AI development is no longer tied to the cloud. With Ollama, you can run powerful large language models (LLMs) directly on your local machine and interact with them through a simple API.
The Ollama API makes it easy to:
Generate text with any open-source models
Create embeddings for search and retrieval
Manage models (list, pull, create, delete) with simple HTTP calls
In this guide, we'll explore each major API endpoint of Ollama.
What is Ollama?
Ollama is a lightweight platform to run, manage, and interact with open-source LLMs locally on macOS, Linux, and Windows (via WSL). It supports models like LLaMA, Mistral, Gemma, Phi, and more.
Unlike cloud APIs, Ollama runs models locally, giving you:
Privacy – your data stays on your machine
Zero API costs – no per-token billing
Flexibility – swap models easily
Overview of the Ollama API
The Ollama API is a REST interface exposed at http://localhost:11434.
| Endpoint | Purpose |
|---|
| POST /api/generate | Generate text |
| POST /api/embeddings | Generate embeddings (vector representations) |
| GET /api/tags | List installed models |
| POST /api/pull | Download (pull) a new model |
| POST /api/create | Create a custom model |
| DELETE /api/delete | Remove a model |
1. Generating Text (/api/generate)
import requests, json
url = "http://localhost:11434/api/generate"
payload = {
"model": "gemma:2b",
"prompt": "Explain quantum computing in simple terms."
}
response = requests.post(url, data=json.dumps(payload))

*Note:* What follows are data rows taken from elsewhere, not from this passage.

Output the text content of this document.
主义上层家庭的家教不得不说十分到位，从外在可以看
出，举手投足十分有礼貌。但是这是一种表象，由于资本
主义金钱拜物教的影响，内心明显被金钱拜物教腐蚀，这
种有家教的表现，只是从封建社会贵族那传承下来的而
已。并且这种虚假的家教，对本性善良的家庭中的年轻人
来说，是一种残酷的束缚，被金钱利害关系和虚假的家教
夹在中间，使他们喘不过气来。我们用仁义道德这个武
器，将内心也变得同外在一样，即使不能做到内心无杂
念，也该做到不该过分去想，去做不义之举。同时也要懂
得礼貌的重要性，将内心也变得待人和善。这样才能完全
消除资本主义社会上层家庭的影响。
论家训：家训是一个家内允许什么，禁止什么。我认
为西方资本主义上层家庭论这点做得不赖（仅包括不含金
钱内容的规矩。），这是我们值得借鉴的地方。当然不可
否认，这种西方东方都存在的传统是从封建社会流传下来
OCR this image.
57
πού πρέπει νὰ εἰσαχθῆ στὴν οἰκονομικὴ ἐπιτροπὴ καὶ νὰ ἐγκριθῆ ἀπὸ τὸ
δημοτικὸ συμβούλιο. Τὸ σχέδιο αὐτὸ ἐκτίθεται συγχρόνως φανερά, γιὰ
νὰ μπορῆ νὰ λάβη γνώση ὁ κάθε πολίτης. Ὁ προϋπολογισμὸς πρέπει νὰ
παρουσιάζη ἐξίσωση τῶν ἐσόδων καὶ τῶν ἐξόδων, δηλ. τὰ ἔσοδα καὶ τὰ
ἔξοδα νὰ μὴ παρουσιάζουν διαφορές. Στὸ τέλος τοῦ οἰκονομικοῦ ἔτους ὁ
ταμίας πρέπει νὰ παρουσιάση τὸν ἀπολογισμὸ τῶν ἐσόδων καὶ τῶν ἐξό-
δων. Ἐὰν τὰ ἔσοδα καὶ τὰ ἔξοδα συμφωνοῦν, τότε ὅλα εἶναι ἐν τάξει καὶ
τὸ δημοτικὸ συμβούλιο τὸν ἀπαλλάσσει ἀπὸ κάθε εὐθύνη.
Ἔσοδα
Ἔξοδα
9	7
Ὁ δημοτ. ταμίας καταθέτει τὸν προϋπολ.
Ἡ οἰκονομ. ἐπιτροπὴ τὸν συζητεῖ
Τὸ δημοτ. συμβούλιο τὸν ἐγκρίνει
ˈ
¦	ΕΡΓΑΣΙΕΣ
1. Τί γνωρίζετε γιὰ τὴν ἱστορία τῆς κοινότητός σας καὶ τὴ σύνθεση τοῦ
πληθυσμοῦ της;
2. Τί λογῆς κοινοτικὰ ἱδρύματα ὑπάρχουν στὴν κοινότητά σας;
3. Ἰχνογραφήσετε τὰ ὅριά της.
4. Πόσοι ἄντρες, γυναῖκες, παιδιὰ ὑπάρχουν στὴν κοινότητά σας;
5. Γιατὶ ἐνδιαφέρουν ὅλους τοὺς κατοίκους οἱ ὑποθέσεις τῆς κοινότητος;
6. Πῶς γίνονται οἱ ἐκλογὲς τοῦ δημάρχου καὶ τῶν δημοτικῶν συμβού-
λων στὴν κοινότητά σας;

print(response.text) # streamed JSON
Output
Quantum computing uses quantum bits (qubits) which can be both 0 and 1 at the same time...
2. Generating Embeddings (/api/embeddings)
Embeddings are numeric vectors representing text, essential for search, clustering, and RAG systems.
url = "http://localhost:11434/api/embeddings"
payload = {
"model": "gemma:2b",
"prompt": "Artificial intelligence is transforming industries."
}
response = requests.post(url, data=json.dumps(payload))
data = response.json()
print("Dimensions:", len(data["embedding"]))
print("First 10 numbers:", data["embedding"][:10])
Output
Dimensions: 3072
First 10 numbers: [0.0123, -0.0456, 0.0897, -0.2314, 0.1456, -0.0678, 0.1234, 0.5678, -0.0987, 0.4567]
3. Listing Installed Models (/api/tags)
url = "http://localhost:11434/api/tags"
response = requests.get(url)
print(response.json())
Output
{'models': [{'name': 'gemma:2b'}, {'name': 'mistral:7b'}]}
4. Pulling (Downloading) a Model (/api/pull)
url = "http://localhost:11434/api/pull"
payload = {"name": "mistral:7b"}
response = requests.post(url, data=json.dumps(payload))
print(response.text) # shows download progress
Output
{'status': 'success', 'name': 'mistral:7b', 'downloaded': True}
5. Creating a Custom Model (/api/create)
Example Modelfile
FROM gemma:2b
SYSTEM "You are a Shakespearean poet."
Python Code
url = "http://localhost:11434/api/create"
payload = {
"name": "shakespeare-gemma",
"modelfile": 'FROM gemma:2b\nSYSTEM "You are a Shakespearean poet."'
}
response = requests.post(url, data=json.dumps(payload))
print(response.json())
Output
{'status': 'created', 'name': 'shakespeare-gemma'}
Real-World Use Cases
Conclusion
The Ollama API gives you everything you need to build private, local AI workflows:
POST /api/generate – text generation
POST /api/embeddings – vector embeddings
GET /api/tags – list installed models
POST /api/pull – download new models
POST /api/create – create custom models
DELETE /api/delete – remove models
With these endpoints, you can run chatbots, create embeddings, manage models, and deploy full AI applications — all locally on your machine.